De uitdaging voor de evolutionaire psychologie is om van dit algemene feit over te gaan naar enkele duidelijk goed ondersteunde details over de adaptieve processen die de geest hebben gevormd. Maar zoals we hebben gezien, is het bewijs dat nodig is om verslagen van aanpassing in onze afstamming gedurende de afgelopen paar miljoen jaar te onderbouwen, schaars. En dit is niet het soort bewijs dat waarschijnlijk zal verschijnen; dergelijk bewijs is voor ons verloren, waarschijnlijk voor altijd.Het kan een koud, hard feit zijn dat er veel dingen zijn over de evolutie van de menselijke geest die we nooit zullen weten en waarover we alleen maar werkeloos kunnen speculeren.

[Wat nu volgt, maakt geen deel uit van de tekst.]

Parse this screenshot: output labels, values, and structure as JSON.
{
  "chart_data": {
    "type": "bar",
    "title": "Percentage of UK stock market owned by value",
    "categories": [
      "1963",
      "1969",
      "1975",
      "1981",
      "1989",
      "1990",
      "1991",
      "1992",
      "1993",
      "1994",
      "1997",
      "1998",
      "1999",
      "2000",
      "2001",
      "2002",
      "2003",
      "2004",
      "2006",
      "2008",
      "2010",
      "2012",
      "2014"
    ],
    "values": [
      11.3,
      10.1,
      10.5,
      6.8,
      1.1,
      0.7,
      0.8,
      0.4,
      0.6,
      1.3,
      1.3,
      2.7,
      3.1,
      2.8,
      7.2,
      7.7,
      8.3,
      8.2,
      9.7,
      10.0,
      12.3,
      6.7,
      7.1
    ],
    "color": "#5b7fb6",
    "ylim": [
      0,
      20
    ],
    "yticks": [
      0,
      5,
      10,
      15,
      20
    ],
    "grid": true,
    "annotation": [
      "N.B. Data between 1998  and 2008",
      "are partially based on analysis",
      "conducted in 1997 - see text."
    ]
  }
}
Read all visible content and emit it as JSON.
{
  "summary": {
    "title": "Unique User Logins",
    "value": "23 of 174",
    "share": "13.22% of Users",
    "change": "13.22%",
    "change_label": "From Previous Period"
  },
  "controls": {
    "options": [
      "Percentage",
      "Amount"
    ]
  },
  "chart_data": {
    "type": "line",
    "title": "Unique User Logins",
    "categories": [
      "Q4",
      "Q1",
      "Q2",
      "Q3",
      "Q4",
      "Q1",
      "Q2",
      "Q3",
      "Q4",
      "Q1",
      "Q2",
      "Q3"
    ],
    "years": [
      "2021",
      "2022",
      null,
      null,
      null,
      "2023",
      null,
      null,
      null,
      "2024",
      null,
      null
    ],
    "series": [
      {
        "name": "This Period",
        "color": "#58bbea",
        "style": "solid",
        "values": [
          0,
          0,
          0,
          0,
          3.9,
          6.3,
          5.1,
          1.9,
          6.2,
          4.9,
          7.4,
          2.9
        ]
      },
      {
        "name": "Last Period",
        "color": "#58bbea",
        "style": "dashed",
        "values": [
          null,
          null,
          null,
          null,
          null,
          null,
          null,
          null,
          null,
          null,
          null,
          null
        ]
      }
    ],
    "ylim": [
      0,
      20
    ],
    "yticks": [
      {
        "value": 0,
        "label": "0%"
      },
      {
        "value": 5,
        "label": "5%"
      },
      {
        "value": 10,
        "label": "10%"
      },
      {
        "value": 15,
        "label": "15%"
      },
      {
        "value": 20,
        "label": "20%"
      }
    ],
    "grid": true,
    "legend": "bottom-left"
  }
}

Natuurlijk zijn sommige speculaties erger dan andere. . Die van Pop EP zijn zeer gebrekkig. Het is onwaarschijnlijk dat we ooit veel zullen leren over ons evolutionaire verleden door onze Pleistocene geschiedenis in discrete aanpassingsproblemen op te splitsen, te veronderstellen dat de geest wordt opgedeeld in discrete oplossingen voor die problemen, en die veronderstellingen vervolgens te ondersteunen met gegevens van potlood en papier. De evolutionaire psychologie zal het beter moeten doen. Maar zelfs zijn allerbeste zal ons misschien nooit de reden geven waarom al onze complexe menselijke psychologische kenmerken evolueerden.